2 accused in separate spying cases

Published: Tuesday, Feb. 12 2008 12:09 a.m. MST

WASHINGTON — A Defense Department analyst and a former engineer for Boeing Co. were accused Monday in separate spy cases with helping deliver military secrets to the Chinese government, the Justice Department said.

Additionally, two immigrants from China and Taiwan accused of working with the defense analyst were arrested after an FBI raid Monday morning on a New Orleans home where one of them lived.

The two cases — based in Alexandria, Va., and Los Angeles — have no connection, and investigators said it was merely a coincidence that charges would be brought against both on the same day.

The arrests mark China's latest attempts to gain top secret information about U.S. military systems and sales, said Assistant Attorney General Kenneth Wainstein. He described China as "particularly adept and particularly determined and methodical in their espionage efforts."

"The threat is very simple," Wainstein said at a Justice Department news conference in Washington. "It's a threat to our national security and to our economic position in the world, a threat that is posed by the relentless efforts of foreign intelligence services to penetrate our security systems and steal our most sensitive military technology and information."

An official at the Chinese Embassy did not immediately respond to a request for comment. In China, it was a national holiday and calls to the Foreign Ministry's Information Department and to a duty officer cell phone number were both answered by voice mail.

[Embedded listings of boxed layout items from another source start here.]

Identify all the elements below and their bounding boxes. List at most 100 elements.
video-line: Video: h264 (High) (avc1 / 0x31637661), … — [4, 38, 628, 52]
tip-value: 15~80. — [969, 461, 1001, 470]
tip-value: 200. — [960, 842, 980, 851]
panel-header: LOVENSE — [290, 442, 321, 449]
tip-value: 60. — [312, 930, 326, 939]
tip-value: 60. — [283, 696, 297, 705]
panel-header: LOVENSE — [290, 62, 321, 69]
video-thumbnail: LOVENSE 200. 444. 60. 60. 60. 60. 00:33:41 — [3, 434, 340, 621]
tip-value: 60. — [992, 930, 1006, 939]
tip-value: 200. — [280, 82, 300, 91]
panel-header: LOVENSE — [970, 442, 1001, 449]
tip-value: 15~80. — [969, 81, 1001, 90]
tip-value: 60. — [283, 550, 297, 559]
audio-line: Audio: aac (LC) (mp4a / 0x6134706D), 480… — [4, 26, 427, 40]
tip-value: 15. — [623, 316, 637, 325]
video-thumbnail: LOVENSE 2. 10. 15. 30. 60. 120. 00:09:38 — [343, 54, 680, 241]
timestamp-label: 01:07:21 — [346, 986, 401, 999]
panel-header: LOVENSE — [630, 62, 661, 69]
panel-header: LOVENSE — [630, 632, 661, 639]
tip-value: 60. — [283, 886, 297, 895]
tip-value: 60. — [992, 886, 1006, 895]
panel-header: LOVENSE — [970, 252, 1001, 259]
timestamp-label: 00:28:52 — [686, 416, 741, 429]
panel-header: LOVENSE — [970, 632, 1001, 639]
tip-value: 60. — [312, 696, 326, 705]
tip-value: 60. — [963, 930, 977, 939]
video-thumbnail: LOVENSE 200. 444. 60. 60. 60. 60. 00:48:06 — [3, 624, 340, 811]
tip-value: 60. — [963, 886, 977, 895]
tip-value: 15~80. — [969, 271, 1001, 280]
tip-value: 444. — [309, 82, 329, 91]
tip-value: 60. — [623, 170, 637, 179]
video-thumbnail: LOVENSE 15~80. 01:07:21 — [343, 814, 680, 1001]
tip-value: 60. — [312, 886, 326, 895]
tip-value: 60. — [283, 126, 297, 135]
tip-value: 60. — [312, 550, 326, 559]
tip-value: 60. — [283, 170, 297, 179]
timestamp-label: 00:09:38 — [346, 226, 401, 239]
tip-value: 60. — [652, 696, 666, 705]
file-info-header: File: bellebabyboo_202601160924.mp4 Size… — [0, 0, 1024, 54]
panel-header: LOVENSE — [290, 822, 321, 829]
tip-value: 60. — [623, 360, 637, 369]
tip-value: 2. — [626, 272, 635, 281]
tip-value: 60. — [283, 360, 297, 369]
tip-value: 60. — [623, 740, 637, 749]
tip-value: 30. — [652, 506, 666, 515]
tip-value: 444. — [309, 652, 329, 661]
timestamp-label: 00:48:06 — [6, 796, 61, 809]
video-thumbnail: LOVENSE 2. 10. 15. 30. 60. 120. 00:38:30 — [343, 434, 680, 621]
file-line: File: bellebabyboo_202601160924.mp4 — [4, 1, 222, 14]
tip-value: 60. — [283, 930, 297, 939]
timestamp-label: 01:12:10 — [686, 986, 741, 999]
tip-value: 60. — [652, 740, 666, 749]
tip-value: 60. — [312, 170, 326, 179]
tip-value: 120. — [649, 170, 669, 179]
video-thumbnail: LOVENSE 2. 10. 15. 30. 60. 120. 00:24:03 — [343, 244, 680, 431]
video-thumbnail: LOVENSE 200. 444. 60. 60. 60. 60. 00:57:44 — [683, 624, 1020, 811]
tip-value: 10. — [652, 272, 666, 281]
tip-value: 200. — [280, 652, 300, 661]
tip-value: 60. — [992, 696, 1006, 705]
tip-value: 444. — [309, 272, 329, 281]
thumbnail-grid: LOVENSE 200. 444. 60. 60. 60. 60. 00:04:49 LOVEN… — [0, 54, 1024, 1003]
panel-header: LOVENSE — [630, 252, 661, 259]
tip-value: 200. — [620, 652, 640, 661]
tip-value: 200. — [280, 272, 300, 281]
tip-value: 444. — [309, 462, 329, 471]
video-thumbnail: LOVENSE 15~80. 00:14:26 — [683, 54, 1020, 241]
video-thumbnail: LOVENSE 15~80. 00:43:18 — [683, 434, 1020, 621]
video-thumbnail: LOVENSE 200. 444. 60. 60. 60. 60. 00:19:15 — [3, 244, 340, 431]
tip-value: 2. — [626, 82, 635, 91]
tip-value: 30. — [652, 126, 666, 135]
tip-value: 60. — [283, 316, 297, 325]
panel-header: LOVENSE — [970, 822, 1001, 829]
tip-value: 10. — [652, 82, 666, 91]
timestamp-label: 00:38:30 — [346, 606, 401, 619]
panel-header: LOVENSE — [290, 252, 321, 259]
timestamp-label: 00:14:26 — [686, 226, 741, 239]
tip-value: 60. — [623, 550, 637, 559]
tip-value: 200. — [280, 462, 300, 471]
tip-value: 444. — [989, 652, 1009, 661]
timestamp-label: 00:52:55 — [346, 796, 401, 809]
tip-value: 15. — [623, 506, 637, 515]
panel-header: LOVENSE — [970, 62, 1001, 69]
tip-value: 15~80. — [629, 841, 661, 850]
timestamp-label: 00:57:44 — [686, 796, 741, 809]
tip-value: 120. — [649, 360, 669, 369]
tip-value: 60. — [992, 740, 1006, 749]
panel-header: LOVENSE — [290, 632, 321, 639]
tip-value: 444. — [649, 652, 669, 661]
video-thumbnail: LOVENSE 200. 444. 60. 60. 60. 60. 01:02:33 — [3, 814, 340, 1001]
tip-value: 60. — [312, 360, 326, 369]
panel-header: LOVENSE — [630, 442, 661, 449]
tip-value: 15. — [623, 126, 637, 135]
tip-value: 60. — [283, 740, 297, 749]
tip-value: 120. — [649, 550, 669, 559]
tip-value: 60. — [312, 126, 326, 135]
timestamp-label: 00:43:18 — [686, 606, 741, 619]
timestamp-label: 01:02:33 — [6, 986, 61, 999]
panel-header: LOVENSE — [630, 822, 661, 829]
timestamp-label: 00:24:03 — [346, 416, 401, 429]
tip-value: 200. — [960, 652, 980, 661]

In the first case, prosecutors said weapons systems policy analyst Gregg W. Bergersen, 51, of Alexandria, Va., sold classified defense information to a New Orleans furniture salesman. In return, the salesman, a Taiwan native identified as Tai Kuo, a 58-year-old naturalized U.S. citizen, forwarded the information to the Chinese government.

The data outlined every planned U.S. sale of weapons or other military technology to Taiwan for the next five years, prosecutors said.

It's not clear how much money Bergersen received for the classified information, or if he was even aware it was intended for the Chinese government. Court documents portray him as nervous during at least one meeting when he handed over a diskette of documents to be recorded, asking Kuo to keep their deal a secret.

"I'd go to jail, I don't wanna go to jail," Bergersen said in a conversation taped by the FBI.

"I'd probably go to jail too," Kuo responded. Prosecutors described him as chuckling.